La visite des bains califaux est incluse dans le prix du billet, mais il faut un très gros effort d'imagination pour se plonger dans l'opulence de ces hammams royaux. Les ouvertures au plafond laissent passer la lumière qui joue avec les ombres souterraines. Dans la pénombre des hammams, ces jolies lucarnes devaient y faire danser les volutes de vapeur et jouer avec l’immatérialité de ce liquide en suspension. 

Ces bains faisaient partie intégrante de l’Alcazar de l’époque califale qui était nettement plus étendue que ce que nous voyons aujourd’hui. De hautes murailles encerclaient une vaste superficie qui ont depuis étaient détruites à force de se taper dessus. 

Nos pas se perdent dans les ruelles et le hasard les attire vers des patios dont la visite est gratuite. Pour une fois qu'il y a une activité gratos, on ne va pas s'en priver.
Jeux des lumières entre les colonnes, pots de fleurs, palmier, marbres et briques, arabesques et art chrétien, du bonbon pour la rétine. 

Cordoue est réputée pour ses patios et un festival est organisé chaque année en mai afin d’en visiter une cinquantaine. La fête des patios de Cordoue a été déclarée Patrimoine culturel immatériel de l'Humanité par l'UNESCO en 2012. Même en dehors de ce festival, on peut en admirer un certain nombre et éviter la foule compacte attendue en mai. 

Il est 14 heures, l’heure pour nous de passer à table. 
Traversant la très jolie Plaza del Potro qui doit son nom à, 
  • a/ À la statue dudit poulain sur la fontaine 
  • b/À une ancienne auberge qui vendait des poulains 
  • c/On ne sait pas, 
nous arrivons sur l'imposante plaza de la Corredera

Dans son état actuel, la grande place date de 1683, mais le lieu est utilisé depuis l’époque romaine où un cirque y était alors construit, en témoigne un grand nombre de mosaïques découvert lors de fouilles. 

Le lieu sert à tour de rôle, et en fonction des époques, de lieu de fête, de marché, de corridas (d’où son nom), de prison dans les caves et évidemment au rayonnement des activités hautement festives de l’Inquisition qui y organise diverses réjouissances, dont les célèbres autodafés où des hérétiques finissent en cendres dispersées par le vent, ou sont diversement torturés devant un public en manque d’émotions fortes. 

Beaucoup plus sereine aujourd'hui, elle est une place animée entourée de magnifiques bâtisses, de commerces, de restaurants et de bars. Nous y dégusterons un très réussi salmorejo, une soupe froide de tomate garnie d’œuf dur et de jambon et de berenjenas fritas, des lanières d’aubergines frites généreusement recouvertes de fromage de chèvre et de miel. Un pur délice ! 
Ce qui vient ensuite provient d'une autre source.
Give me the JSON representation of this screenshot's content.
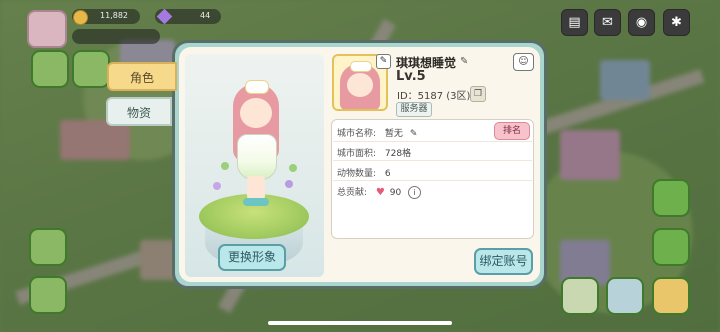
{
  "hud": {
    "coins": "11,882",
    "gems": "44",
    "icons": [
      "notebook-icon",
      "mail-icon",
      "camera-icon",
      "settings-icon"
    ]
  },
  "dialog": {
    "tabs": [
      {
        "label": "角色",
        "active": true
      },
      {
        "label": "物资",
        "active": false
      }
    ],
    "character": {
      "change_button": "更换形象"
    },
    "profile": {
      "name": "琪琪想睡觉",
      "level": "Lv.5",
      "id_text": "ID：5187 (3区)",
      "server_button": "服务器"
    },
    "stats": {
      "city_name_label": "城市名称:",
      "city_name_value": "暂无",
      "rank_button": "排名",
      "area_label": "城市面积:",
      "area_value": "728格",
      "animals_label": "动物数量:",
      "animals_value": "6",
      "contribution_label": "总贡献:",
      "contribution_value": "90"
    },
    "bind_button": "绑定账号"
  },
  "colors": {
    "dialog_border": "#5a6e68",
    "dialog_bg": "#fbf6ec",
    "tab_active": "#f7d98b",
    "button_teal": "#b9e7ea",
    "rank_pink": "#f7c2cb"
  }
}
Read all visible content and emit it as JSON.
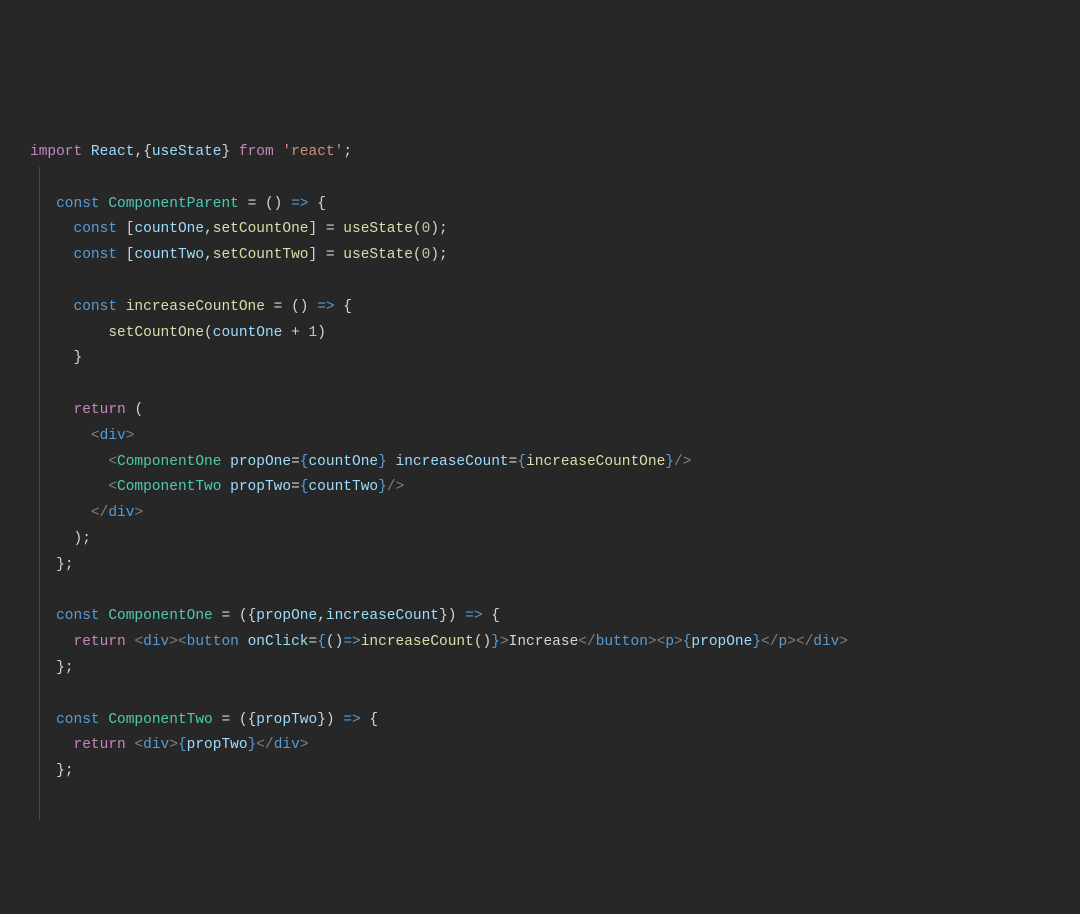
{
  "tokens": {
    "import": "import",
    "React": "React",
    "useState": "useState",
    "from": "from",
    "react_str": "'react'",
    "const": "const",
    "ComponentParent": "ComponentParent",
    "countOne": "countOne",
    "setCountOne": "setCountOne",
    "countTwo": "countTwo",
    "setCountTwo": "setCountTwo",
    "zero": "0",
    "one": "1",
    "increaseCountOne": "increaseCountOne",
    "return": "return",
    "div": "div",
    "ComponentOne": "ComponentOne",
    "ComponentTwo": "ComponentTwo",
    "propOne": "propOne",
    "propTwo": "propTwo",
    "increaseCount": "increaseCount",
    "button": "button",
    "onClick": "onClick",
    "Increase": "Increase",
    "p": "p",
    "arrow": "=>",
    "eq": "=",
    "comma": ",",
    "semi": ";",
    "lparen": "(",
    "rparen": ")",
    "lbrace": "{",
    "rbrace": "}",
    "lbracket": "[",
    "rbracket": "]",
    "lt": "<",
    "gt": ">",
    "slash": "/",
    "plus": "+",
    "space": " "
  }
}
Le Palacio de Viana est notre prochaine étape.

Le palais des marquis de Viana a été bâti au 14e siècle et au lieu de prendre des rides, il n’a fait que s’embellir au fil du temps. 

En 1425, le premier propriétaire, le seigneur Ruy Fernandez achète un groupe de maisons médiévales. En 1492 - il s’en est donc bien passé des événements cette année là ! -, le señor Suarez de Figueroa devient l’officiel premier propriétaire du palais et achète lui aussi des maisons voisines pour agrandir son domaine. 

Et ainsi de suite jusque dans les années 1767 et les dernières acquisitions immobilières qui donnent aujourd’hui cet ensemble magnifique. 

Après nous être acquittés du droit d'entrée de 12 euros, nous franchissons les murs austères et quittons ce monde pour profiter des 12 patios, du jardin et des salles richement décorées. 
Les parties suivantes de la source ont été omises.